"Not the case, absolutely not the case. The managed lanes, which probably the community has heard about a lot lately, are really a glorified HOV and mass transit lane. Sometime in 2009, will also be allowed to be used by those willing to pay a toll. It's a choice, its an option."
The confusion lead Harris County Judge Ed Emmett to include it on the Commissioner's Court agenda.
"Somebody jumps up and says afterwards...I confess, I read blogs. I shouldn't but, somebody writes into the blog: 'HOW DARE THEY PUT A TOLL ON WHAT WAS A FREE HIGHWAY PAID FOR BY THE TAXPAYERS?' Well, nobody did that, but people sometimes hear what they want to hear, not what's reality."
Harris County Engineer Art Storey says he can understand why there has been so much confusion.
"There's more pavement out there than there's ever been before, and some of it is separated from the free lanes, and people generally want to know what it is. So, that's why we spend this amount of time trying to explain that the managed lanes are really expanded capacity HOV lanes."
Judge Emmett says when you build something new like the four managed lanes in the middle, it takes some getting used to.
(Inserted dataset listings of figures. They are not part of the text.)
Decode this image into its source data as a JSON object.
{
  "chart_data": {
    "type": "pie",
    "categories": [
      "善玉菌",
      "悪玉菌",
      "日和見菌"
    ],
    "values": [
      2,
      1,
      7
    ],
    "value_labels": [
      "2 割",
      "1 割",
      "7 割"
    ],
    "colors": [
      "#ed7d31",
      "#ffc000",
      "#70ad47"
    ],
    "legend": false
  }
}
"When West Park Tollway was built and it was E-Z tag only. People went 'OH MY GOSH, YOU DON'T HAVE ANY TOLL BOOTHS'. But, it obviously worked out and people use it just fine. The managed lanes are the same way. People will adjust to them. There are two going each direction, 24 hours a day, versus the reversible HOV lanes that are there now."
Waskowiak: "I think people will like it, once they get used to it, once the lane's open."
Pat Waskowiak with the Houston-Galveston area council says other public meetings should clarify the confusion about the project. Bottom line, it will mean more capacity on the free lanes and more transit capacity on the managed lanes.
Pat Hernandez, KUHF...Houston Public Radio News.